Article IX of the CBA, entitled “Non-Injury Grievance,” provides for arbitration of “[a]ny dispute … arising after the execution of this Agreement and involving the interpretation of, application of, or compliance with, any provision of this Agreement, the NFL Player Contract, or any applicable provision of the NFL Constitution and Bylaws pertaining to terms and conditions of employment of NFL players….” Jeffers’ claims concern the interpretation or application of Article XLIV’s medical rights provisions, which outline the use of team doctors and the physician-patient relationship between the doctors and the team’s players, and the Carolina Panther’s potential liability.
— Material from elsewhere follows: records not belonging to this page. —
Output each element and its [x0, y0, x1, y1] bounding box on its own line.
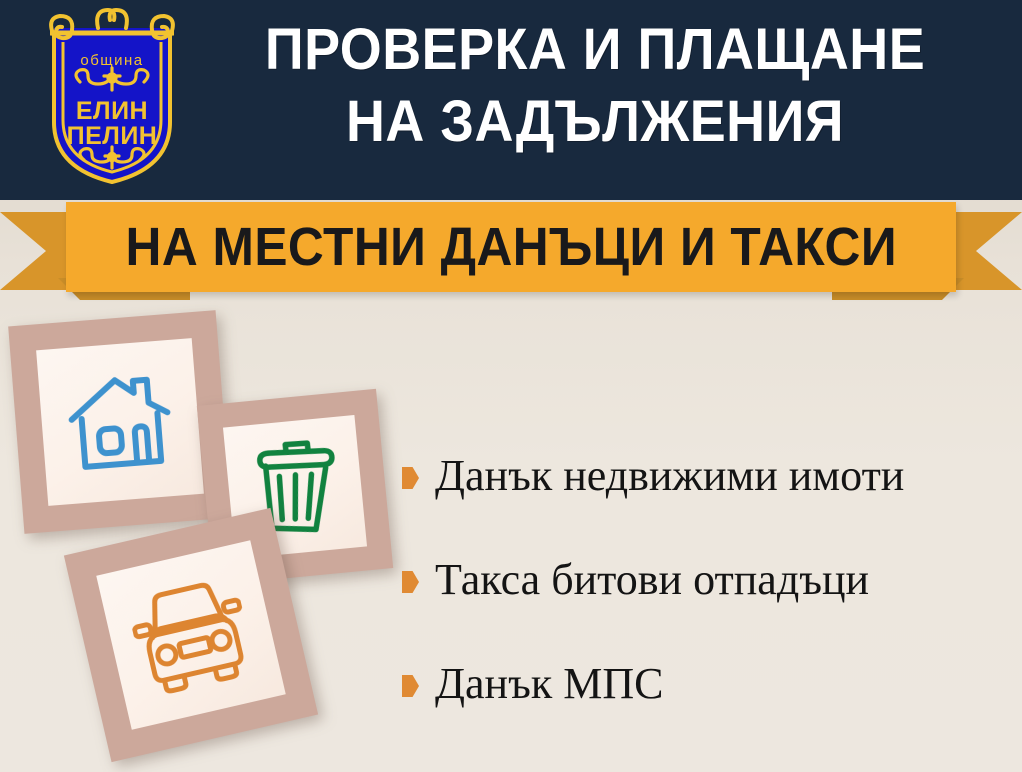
- tax-types-list: Данък недвижими имоти Такса битови отпад…: [402, 424, 1012, 736]
- tax-item-label: Данък недвижими имоти: [435, 451, 904, 501]
- municipality-crest: община ЕЛИН ПЕЛИН: [36, 6, 188, 188]
- list-item[interactable]: Данък недвижими имоти: [402, 424, 1012, 528]
- header-band: община ЕЛИН ПЕЛИН: [0, 0, 1022, 200]
- arrow-bullet-icon: [402, 675, 419, 697]
- ribbon-band: НА МЕСТНИ ДАНЪЦИ И ТАКСИ: [66, 202, 956, 292]
- tax-item-label: Такса битови отпадъци: [435, 555, 869, 605]
- crest-name-line-1: ЕЛИН: [76, 97, 148, 125]
- coat-of-arms-shield-icon: община ЕЛИН ПЕЛИН: [36, 6, 188, 188]
- tax-item-label: Данък МПС: [435, 659, 663, 709]
- page-title: ПРОВЕРКА И ПЛАЩАНЕ НА ЗАДЪЛЖЕНИЯ: [223, 14, 967, 158]
- list-item[interactable]: Такса битови отпадъци: [402, 528, 1012, 632]
- subtitle-ribbon: НА МЕСТНИ ДАНЪЦИ И ТАКСИ: [0, 198, 1022, 308]
- house-icon: [64, 366, 176, 478]
- list-item[interactable]: Данък МПС: [402, 632, 1012, 736]
- ribbon-label: НА МЕСТНИ ДАНЪЦИ И ТАКСИ: [125, 220, 897, 274]
- arrow-bullet-icon: [402, 571, 419, 593]
- page-title-line-2: НА ЗАДЪЛЖЕНИЯ: [223, 86, 967, 158]
- arrow-bullet-icon: [402, 467, 419, 489]
- poster-canvas: община ЕЛИН ПЕЛИН: [0, 0, 1022, 772]
- page-title-line-1: ПРОВЕРКА И ПЛАЩАНЕ: [223, 14, 967, 86]
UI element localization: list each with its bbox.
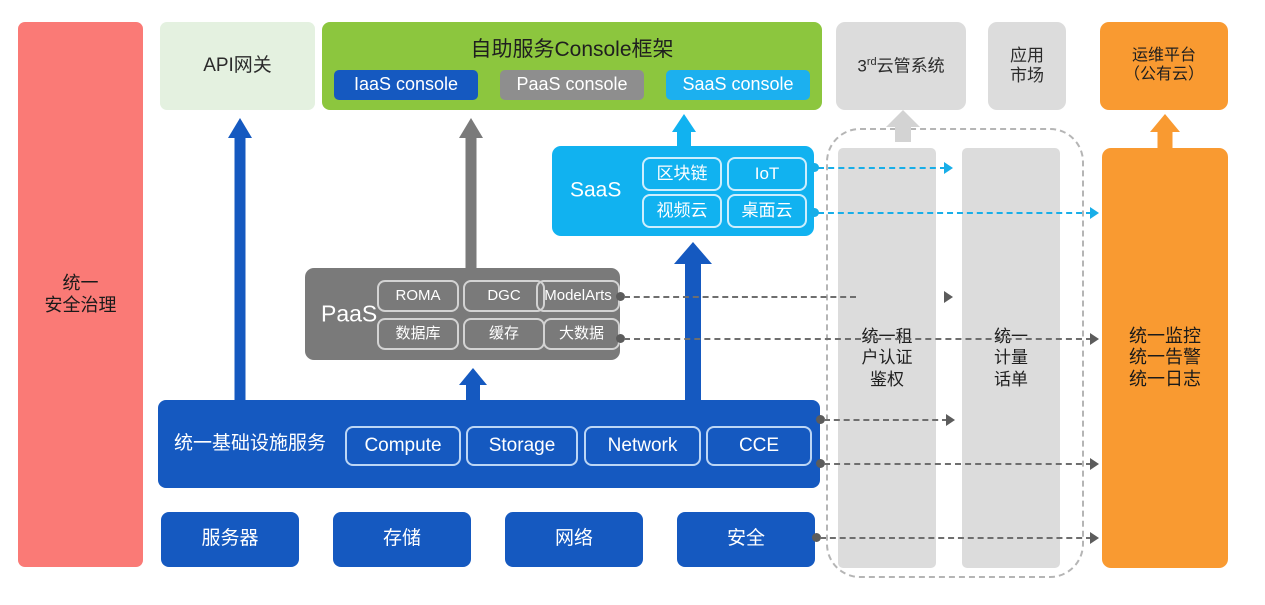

Jeffers’ claims are, therefore, subject to arbitration in accordance with the terms of the CBA.
In arguing that his claims are not subject to arbitration, Jeffers focuses on whether they involve the interpretation or construction of the CBA, but ignores the CBA’s reference to “application.” “In interpreting contracts, … `[t]he various terms of the [contract] are to be harmoniously construed, and if possible, every word and every provision is to be given effect.'” Singleton v. Haywood Elec. Membership Corp., 357 N.C. 623, 629, 588 S.E.2d 871, 875 (2003) (emphasis added) (quoting Gaston County Dyeing Mach. Co. v. Northfield Ins. Co., 351 N.C. 293, 300, 524 S.E.2d 558, 563 (2000)). Even if we were to agree with Jeffers that his claims do not involve an interpretation of the CBA, which we do not, “application” cannot be read out of the contract. Jeffers’ claims involve the application of Article XLIV’s requirement that each Club retain a team orthopedic physician.
The trial court, therefore, properly granted the motion to compel arbitration. Because Jeffers makes no further argument as to why the arbitration award should not be confirmed, we affirm.
Judges STEELMAN and STEPHENS concur.
1. Jeffers voluntarily dismissed without prejudice his medical malpractice claim against Dr. D’Alessandro and The Miller Orthopaedic Clinic on 17 April 2006.